Rappelons que les hôpitaux auront l'obligation d'administrer l'aide médicale à mourir, contrairement aux maisons de soins palliatifs. Les médecins qui ne souhaitent pas prodiguer l'euthanasie auront eux aussi le droit de se retirer.

Aucun vote prévu

Au Centre intégré universitaire de santé et de services sociaux de l'Estrie - Centre hospitalier universitaire de Sherbrooke (CIUSSS de l'Estrie - CHUS), on se fait avare de commentaires, mais on réaffirme que l'établissement agira en fonction des règles qui lui seront dictées par le ministère. Aucun vote comme celui tenu au CHUM n'est par ailleurs prévu pour l'instant et le Conseil des médecins, dentistes et pharmaciens ne s'est pas réuni pour en discuter.

«On est en quelque sorte un satellite du ministère, on doit appliquer les règles. Comment ce sera fait, c'est ce qui reste à confirmer» a souligné la responsable des communications, Annie-Andrée Émond.

Front commun non planifié

Mme Bécotte assure qu'aucun mot d'ordre n'a été donné par l'Alliance des maisons de soins palliatifs, et ce, malgré la position unanime de ses membres. Elle soutient que l'aide médicale à mourir va simplement à l'encontre de la philosophie de ce genre d'établissements qui prône l'accompagnement du patient jusqu'à la fin de sa vie.

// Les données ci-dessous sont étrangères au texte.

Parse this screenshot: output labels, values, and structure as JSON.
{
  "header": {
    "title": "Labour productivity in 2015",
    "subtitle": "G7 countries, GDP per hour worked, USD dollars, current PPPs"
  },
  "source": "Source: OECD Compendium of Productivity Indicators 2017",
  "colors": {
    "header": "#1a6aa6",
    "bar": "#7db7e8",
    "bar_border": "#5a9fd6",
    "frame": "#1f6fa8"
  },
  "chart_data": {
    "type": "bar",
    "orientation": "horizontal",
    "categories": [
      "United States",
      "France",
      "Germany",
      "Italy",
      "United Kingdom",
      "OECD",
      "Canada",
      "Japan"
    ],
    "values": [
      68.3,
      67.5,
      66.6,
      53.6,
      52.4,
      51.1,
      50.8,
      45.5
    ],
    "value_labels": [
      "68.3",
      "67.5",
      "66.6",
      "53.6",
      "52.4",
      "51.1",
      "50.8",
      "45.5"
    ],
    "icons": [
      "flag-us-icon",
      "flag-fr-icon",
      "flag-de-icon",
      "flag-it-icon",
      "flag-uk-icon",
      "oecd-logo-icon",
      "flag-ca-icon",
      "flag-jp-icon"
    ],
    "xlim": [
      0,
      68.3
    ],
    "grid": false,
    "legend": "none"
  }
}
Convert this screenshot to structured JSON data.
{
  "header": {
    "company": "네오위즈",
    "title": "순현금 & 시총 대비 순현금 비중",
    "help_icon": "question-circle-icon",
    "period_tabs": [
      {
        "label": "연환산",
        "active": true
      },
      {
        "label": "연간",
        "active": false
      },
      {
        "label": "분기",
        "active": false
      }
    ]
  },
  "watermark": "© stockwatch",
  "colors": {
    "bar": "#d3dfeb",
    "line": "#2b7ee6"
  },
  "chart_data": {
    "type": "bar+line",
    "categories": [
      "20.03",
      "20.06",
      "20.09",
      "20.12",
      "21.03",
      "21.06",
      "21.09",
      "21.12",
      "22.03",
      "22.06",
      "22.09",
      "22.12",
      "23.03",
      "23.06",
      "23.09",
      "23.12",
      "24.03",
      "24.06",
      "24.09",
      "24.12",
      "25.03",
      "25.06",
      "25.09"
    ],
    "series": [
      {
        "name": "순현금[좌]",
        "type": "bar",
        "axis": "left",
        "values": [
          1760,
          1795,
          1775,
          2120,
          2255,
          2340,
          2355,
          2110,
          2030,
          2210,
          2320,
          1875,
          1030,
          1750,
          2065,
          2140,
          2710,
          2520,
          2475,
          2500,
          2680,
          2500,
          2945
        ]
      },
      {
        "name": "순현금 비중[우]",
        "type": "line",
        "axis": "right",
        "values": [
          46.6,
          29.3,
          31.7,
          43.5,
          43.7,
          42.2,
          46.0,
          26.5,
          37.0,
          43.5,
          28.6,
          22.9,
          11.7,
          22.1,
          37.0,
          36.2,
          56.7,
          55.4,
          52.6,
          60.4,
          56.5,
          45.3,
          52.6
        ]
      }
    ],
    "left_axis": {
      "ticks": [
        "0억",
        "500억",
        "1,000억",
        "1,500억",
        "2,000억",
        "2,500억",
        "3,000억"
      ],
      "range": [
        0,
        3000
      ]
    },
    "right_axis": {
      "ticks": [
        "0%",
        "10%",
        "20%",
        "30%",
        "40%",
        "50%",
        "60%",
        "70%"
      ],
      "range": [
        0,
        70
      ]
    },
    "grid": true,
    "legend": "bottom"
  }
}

«Quand on arrive à bien soulager les douleurs, l'aide médicale à mourir n'est pas nécessaire, maintient-elle. La loi, c'est pour l'exception.»

Toujours est-il que la position de la Maison Aube-Lumière n'est pas définitive. Mme Bécotte n'écarte pas complètement la possibilité d'intégrer l'aide médicale à mourir dans les services de la maison.

«L'ouverture, c'est de regarder ce que ça implique. En tant que gestionnaire, j'ai l'obligation d'au moins évaluer cette possibilité», résume-t-elle.